Team Genius
Jacquinot Bay, New Britain Island, Papua New Guinea
After long, sun-hot days on the Mermaid Sapphire and late-night conversations with Captain Stu Buckle and his crew, the DEEPSEA CHALLENGE expedition team have come to understand an essential truth: Much of what they do on and under the ocean hinges on choices they make by instinct—in an instant—with consequences that last a lifetime.
At 12:30 a.m., long before the sun’s golden rays graced the green hills north of the ship, there was music on the ship’s main deck. The spontaneous celebration of yesterday’s successful 3,281-foot (1,000-meter) dive featured rhythm and blues and rock-and-roll from the electric guitars of John Garvin, Chris McHattie, Joe Barcosky, and John Hunter. After the sub team and film team had cleaned up the sub and checked footage from the dive, they had pulled a row of chairs together under the yellow lights over the ship’s main doorway, and the joyful music began.
Having spent months working together in Sydney and weeks working together on the ship, the team is displaying signs of “team genius”—the mastery of solving mission critical problems with fast, elegant, shared solutions. There are 28 of them, and they represent a wide range of disciplines, including engineering, science, electronics, filmmaking, scuba diving, and boat driving. Each of them has multiple skills and a we’ll-find-a-way attitude. Right now, the thing that matters most to them is solving the problems that will ensure a successful mission.
At the morning meeting, Jim describes his plans for the coming days. “We know the sub works and that every pressure-sensitive component has been tested to full ocean depth. We’ll work on the sub today and tomorrow. On Monday, we’ll make a dive to 4,000 meters.”

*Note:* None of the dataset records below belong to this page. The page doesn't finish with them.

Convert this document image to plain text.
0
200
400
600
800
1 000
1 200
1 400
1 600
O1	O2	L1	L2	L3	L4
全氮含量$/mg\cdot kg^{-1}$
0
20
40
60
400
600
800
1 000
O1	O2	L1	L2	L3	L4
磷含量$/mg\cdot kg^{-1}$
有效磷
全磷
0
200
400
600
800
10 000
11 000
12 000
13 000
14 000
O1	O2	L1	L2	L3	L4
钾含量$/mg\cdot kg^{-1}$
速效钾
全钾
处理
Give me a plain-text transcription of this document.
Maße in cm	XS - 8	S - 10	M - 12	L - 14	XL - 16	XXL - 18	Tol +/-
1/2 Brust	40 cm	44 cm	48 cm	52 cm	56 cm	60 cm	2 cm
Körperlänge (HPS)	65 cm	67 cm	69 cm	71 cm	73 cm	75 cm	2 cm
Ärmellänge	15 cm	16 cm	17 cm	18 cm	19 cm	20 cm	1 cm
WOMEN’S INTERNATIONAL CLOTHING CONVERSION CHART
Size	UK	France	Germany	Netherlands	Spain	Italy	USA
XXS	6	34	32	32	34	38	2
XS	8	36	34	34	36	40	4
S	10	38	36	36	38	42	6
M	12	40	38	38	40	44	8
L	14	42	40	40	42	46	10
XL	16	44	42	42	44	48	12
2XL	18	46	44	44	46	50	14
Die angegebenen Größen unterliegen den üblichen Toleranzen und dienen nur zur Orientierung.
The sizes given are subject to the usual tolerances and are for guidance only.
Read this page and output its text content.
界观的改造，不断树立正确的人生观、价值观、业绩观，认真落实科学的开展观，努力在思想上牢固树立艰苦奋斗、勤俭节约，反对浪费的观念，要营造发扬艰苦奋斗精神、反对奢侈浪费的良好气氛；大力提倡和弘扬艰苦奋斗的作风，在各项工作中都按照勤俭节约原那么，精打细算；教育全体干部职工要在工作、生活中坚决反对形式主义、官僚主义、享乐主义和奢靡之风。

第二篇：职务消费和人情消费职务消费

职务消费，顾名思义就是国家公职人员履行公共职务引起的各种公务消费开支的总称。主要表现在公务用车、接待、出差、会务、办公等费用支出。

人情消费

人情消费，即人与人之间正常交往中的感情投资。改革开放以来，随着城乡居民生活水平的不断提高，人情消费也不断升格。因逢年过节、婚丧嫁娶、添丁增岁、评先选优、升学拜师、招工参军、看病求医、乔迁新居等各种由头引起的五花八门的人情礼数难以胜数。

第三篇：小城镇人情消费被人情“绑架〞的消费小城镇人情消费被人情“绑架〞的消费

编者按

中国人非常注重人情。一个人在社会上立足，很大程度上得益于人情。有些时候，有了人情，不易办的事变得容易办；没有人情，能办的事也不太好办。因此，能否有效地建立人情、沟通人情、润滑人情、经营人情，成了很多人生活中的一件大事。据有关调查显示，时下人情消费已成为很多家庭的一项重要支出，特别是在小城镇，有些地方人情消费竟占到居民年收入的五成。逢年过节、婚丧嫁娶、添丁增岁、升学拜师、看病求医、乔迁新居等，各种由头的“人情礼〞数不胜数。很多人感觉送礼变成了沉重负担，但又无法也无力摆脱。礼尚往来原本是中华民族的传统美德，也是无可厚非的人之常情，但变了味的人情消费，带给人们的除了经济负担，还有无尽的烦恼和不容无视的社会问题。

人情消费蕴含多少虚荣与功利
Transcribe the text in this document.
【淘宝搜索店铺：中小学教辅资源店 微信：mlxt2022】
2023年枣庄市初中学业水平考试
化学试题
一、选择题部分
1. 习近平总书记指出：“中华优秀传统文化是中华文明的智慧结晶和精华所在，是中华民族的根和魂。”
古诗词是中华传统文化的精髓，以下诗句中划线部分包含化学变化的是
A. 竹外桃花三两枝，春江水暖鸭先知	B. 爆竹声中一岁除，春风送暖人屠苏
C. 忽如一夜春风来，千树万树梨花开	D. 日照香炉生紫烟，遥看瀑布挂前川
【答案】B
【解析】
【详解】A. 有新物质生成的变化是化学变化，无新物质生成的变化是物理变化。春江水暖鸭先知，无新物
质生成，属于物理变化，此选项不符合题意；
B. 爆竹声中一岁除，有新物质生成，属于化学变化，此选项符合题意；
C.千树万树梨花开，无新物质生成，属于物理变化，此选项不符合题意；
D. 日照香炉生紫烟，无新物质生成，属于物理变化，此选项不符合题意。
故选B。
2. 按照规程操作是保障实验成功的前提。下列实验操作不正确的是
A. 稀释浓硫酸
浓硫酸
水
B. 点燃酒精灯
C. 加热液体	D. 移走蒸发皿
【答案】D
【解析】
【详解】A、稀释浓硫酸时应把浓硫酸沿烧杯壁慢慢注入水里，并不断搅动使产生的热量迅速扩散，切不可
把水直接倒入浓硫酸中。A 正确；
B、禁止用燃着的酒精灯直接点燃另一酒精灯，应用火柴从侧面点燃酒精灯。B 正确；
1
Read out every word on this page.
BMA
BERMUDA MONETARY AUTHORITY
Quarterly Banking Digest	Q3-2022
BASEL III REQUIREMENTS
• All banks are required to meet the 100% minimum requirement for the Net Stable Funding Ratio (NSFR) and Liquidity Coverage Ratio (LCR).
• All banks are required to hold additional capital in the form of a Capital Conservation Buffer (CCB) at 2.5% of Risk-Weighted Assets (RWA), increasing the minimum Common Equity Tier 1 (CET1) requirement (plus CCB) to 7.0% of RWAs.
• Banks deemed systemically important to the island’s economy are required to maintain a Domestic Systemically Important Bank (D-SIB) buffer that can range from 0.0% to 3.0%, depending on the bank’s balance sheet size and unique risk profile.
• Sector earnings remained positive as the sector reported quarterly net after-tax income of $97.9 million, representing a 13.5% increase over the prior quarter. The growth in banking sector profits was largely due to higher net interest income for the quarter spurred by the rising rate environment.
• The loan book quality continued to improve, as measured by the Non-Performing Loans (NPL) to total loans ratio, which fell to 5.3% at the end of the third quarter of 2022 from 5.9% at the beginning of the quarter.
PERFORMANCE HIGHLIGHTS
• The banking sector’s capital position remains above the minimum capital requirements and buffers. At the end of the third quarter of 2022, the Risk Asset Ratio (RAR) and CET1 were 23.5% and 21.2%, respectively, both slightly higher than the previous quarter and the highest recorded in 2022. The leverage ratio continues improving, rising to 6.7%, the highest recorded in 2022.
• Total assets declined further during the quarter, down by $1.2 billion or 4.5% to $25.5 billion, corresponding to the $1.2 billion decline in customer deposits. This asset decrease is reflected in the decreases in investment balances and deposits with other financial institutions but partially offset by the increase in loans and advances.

On a sub maintenance day, the Mermaid Sapphire hums with activity. A big screen is set up in the recreation room and Jim and the film crew put on 3-D glasses and watch the best scenes from yesterday’s dive. They see dramatic images of the pink holothurian dancing in the sub’s lights, the DEEPSEA CHALLENGER and the lander Mike side by side on the seafloor, and the night recovery of the sub. Jim makes suggestions on how to improve the lighting on the lander.
The sub hanger is busy, with Walt Conti and Ty Boyce repairing two manifolds that were over-pressurized during the rapid ascent, Bruce Sutphen replacing low-density foam with high-density foam, and James Kennedy charging the sub’s batteries. John Garvin is inside the sphere making sure the camera wiring is in the right place.
In a screen-filled, equipment-jammed room off the main deck hallway, the seven-man film crew edits footage and readies their big 3-D cameras for late-day interviews. Members of the lander team bend over their vehicles in the blistering sun, preparing the landers for their next drop.
Jim has chosen this team with great care. He selected men and women rich with talent and ready with humor. He surrounded himself with experts who have mental resilience and physical stamina. He knows that breakthrough ideas about exploration and engineering are embedded within false starts, improvisations, and tight interactions with talented people.